By Richard E. Bleil, Ph.D.
According to the U.S. Constitution, “The President, Vice President and all civil officers of the United States shall be removed from office for, and conviction of, treason, bribery, or other high crimes and misdemeanors.”
The constitution also says that the power of impeachment lies in the hands of the Senate and requires 2/3 majority to move forward. It further restricts the Presidential Power of Pardons in cases of impeachment. What it does not do, however, is define the term “impeachment”.
A lot of people have wanted a lot of presidents to be impeached, but far too often, the call is simply because of dislike either for the president or the policies of the president.
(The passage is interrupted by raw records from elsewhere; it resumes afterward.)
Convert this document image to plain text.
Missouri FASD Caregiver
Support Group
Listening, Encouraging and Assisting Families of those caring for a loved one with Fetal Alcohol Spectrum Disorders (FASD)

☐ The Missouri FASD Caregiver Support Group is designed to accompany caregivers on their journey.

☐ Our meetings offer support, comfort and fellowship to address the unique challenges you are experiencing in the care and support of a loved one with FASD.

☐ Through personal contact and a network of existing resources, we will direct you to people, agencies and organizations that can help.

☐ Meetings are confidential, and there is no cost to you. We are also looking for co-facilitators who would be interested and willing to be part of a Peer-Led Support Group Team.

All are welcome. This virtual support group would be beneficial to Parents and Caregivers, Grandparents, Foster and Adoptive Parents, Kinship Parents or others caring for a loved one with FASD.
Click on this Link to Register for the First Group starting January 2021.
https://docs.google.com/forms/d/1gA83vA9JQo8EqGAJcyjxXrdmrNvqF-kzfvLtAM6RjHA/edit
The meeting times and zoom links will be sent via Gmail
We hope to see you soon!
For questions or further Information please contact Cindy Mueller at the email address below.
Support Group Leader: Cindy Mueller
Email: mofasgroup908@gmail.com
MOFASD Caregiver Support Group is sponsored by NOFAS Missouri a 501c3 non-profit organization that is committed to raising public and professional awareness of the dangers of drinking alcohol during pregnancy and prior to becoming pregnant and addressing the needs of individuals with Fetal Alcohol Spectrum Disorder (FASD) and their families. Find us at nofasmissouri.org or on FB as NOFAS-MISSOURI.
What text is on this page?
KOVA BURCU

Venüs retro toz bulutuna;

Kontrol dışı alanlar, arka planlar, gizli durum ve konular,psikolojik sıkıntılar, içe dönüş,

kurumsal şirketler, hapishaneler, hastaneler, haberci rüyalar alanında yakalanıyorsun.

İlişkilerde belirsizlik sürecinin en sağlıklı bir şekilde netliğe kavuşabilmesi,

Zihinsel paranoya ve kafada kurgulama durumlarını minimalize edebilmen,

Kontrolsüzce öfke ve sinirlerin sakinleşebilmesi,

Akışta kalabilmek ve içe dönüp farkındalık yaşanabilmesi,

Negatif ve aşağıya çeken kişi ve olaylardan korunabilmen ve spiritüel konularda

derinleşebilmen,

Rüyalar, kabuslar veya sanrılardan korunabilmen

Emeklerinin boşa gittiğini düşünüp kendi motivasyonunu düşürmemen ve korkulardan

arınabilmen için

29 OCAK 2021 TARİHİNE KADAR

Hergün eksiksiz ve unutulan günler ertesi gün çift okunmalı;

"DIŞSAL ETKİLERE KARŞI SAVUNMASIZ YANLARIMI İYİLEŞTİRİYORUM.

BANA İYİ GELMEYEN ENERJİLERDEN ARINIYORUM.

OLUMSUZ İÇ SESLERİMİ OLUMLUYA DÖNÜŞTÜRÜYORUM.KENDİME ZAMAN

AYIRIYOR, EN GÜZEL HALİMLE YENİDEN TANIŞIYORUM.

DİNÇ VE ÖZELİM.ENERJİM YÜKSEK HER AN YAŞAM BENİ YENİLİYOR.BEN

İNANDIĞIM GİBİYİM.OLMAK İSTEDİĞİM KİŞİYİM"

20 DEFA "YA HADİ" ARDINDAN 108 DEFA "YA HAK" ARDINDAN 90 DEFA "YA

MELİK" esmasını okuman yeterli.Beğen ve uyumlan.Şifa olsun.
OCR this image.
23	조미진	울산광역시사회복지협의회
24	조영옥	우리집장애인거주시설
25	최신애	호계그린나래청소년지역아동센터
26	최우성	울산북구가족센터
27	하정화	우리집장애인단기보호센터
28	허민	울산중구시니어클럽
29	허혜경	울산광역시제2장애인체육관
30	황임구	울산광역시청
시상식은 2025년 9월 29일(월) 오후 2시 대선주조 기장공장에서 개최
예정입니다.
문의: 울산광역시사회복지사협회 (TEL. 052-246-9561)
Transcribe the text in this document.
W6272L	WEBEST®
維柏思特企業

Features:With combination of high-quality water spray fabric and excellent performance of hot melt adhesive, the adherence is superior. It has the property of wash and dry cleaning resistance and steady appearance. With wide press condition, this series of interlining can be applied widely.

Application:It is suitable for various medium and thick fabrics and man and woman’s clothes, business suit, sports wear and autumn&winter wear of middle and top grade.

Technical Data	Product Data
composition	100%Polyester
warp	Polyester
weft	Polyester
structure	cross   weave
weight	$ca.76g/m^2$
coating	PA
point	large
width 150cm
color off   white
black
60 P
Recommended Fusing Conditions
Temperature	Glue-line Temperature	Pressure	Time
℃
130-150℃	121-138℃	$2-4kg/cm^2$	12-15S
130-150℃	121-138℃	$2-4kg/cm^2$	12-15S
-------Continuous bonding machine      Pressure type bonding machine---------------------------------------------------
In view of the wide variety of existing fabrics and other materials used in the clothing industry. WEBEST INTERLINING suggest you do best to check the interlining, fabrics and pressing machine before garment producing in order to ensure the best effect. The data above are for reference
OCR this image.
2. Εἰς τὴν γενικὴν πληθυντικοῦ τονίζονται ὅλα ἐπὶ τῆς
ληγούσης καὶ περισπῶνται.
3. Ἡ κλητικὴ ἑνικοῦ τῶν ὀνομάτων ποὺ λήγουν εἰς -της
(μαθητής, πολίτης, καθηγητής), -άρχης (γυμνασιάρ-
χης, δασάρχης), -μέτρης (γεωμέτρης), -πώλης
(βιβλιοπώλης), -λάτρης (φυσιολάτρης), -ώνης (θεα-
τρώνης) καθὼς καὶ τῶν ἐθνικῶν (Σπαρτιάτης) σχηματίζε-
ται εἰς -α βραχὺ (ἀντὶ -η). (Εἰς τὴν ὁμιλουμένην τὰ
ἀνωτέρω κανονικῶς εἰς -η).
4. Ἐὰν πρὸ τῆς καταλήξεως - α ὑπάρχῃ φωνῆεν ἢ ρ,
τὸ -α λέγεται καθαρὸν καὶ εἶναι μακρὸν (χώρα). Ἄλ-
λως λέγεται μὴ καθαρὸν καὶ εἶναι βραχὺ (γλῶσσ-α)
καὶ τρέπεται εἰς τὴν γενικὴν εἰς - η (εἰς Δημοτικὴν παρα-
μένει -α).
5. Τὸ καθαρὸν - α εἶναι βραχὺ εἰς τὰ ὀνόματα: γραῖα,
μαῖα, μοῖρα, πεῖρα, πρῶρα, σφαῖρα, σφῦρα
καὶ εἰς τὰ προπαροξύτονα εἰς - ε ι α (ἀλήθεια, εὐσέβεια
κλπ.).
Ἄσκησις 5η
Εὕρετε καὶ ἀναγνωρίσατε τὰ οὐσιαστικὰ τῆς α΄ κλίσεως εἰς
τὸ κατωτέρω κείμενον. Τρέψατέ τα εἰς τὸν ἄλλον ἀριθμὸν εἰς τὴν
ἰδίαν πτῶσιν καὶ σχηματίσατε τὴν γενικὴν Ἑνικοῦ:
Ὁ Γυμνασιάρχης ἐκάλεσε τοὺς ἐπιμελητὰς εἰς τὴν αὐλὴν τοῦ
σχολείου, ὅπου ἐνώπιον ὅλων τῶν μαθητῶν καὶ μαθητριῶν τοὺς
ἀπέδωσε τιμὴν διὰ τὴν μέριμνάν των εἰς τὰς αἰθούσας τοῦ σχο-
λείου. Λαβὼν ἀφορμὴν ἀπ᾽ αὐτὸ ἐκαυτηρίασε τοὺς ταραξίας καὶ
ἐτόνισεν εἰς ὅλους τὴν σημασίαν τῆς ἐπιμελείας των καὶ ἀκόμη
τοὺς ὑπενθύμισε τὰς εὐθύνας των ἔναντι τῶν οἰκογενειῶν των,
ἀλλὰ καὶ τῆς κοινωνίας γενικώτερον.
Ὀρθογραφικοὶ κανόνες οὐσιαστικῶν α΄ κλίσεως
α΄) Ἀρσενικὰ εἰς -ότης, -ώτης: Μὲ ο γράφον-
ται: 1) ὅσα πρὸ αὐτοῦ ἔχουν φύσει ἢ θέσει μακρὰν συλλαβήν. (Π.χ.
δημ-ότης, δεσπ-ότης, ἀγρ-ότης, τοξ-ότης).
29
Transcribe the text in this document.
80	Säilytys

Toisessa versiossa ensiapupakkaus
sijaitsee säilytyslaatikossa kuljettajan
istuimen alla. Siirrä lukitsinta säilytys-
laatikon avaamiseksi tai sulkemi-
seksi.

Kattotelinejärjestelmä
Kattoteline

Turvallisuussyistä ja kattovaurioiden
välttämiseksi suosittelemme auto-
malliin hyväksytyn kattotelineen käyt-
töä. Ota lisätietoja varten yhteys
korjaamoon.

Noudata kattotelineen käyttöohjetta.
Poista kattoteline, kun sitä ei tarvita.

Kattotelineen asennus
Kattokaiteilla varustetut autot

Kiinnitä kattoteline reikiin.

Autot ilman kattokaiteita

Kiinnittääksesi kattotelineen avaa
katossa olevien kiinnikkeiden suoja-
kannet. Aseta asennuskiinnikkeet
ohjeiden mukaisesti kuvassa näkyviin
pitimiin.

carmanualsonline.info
The dictionaries I’ve checked sets a pretty low bar for impeachment, defining it as , in essence, misconduct in office.
Even with this low bar, however, only three US Presidents have ever faced impeachment proceedings.
In 1868, a Republican congress successfully impeached Democratic President Andrew Jackson for his policies on reconstruction of the former Confederate states.
In 1974, a Democratic congress passed a resolution to bring three articles of impeachment against Republican President Richard M. Nixon including obstruction of justice over the break-in of the Democratic National Committee Headquarters in the Watergate Hotel by the Republican Party.
In 1998-1999, a Republican congress successfully impeached Democratic President Bill Clinton on his affair while in office, but failed to impeach on two other articles of perjury and abuse of power.
The bar for removal of a president is higher than impeachment is higher. While three presidents faced impeachment, no sitting president has ever been removed from office as a result of these actions. Ironically, the only president to leave office because of the prospect of impeachment proceedings, Richard Nixon, was also the only president who was not impeached simply because he resigned before the proceedings could begin.
The investigation of the Clinton impeachment began with some very serious charges in the Whitewater affair. This began with an investigation of President Clinton and his wife into their investment into the failed Whitewater Development Corporation. The claim was that the Clintons, while Bill was governor of Arkansas, had illegally pressured a businessman to make a significant federally backed loan. After being already cleared of this charge, the Republican representatives hired Ken Starr to continue the investigation, which lasted an additional four years, cost approximately $30 million (the equivalent of about $35 million today), and had no convictions save the impeachment of the president that amounted to little more than an embarrassment.
It’s a different story with the Mueller investigation. Appointed by the Republican party to investigate a Republican president, after about a year and a half and costing a little more than $15 million, it has resulted in scores of indictments with multiple guilty pleas, plea bargains and convictions within the US and Russian operatives. These indictments included people as close to the president as advisers, attorneys, and even close friends, with the investigation reaching into family members as well. With echos of Watergate, the investigation included hacking of the emails of Democratic political rival Hilliary Clinton.
There is a distinct difference between an accusation, investigation or indictment and a conviction, but I do have a problem with hypocrisy. A president that complains about the length and cost of an investigation that has cost half as much as the Clinton investigation, and for half the time with far more success looks suspicious, and in the office of the President of the United states appearance matters. Voters who see a difference between stealing physical files in Watergate versus electronic files are being willfully ignorant. A party that pushed for impeachment of a morally questionable act but protecting a president from charges that could equate to high treason is untrustworthy.
Yes, I said “high treason.” Accusations of collusion with agents from Russia to influence the election is high treason. What’s more, accusations that the president knew of the Clinton email hack as a candidate means that his claims that he did not is obstruction of justice. Accusations that he knew of bribery payments when he says he did not is perjury. Accusations of his businesses benefiting from his presidency is an emolument.
Like I said, the jury is still out, but the charges must be resolved one way or the other. I may not be a fan of the president, but I also have the wisdom to realize that I am not privy to the details of the investigation so I will not claim his guilt or innocence. But as an American, I am highly concerned about the focuses of the investigation, and moreso because of the credibility of the claims. If he is guilty, he needs to be brought to justice. If he is innocent, he needs to have his name cleared. Either way, as an American, I have the right to know.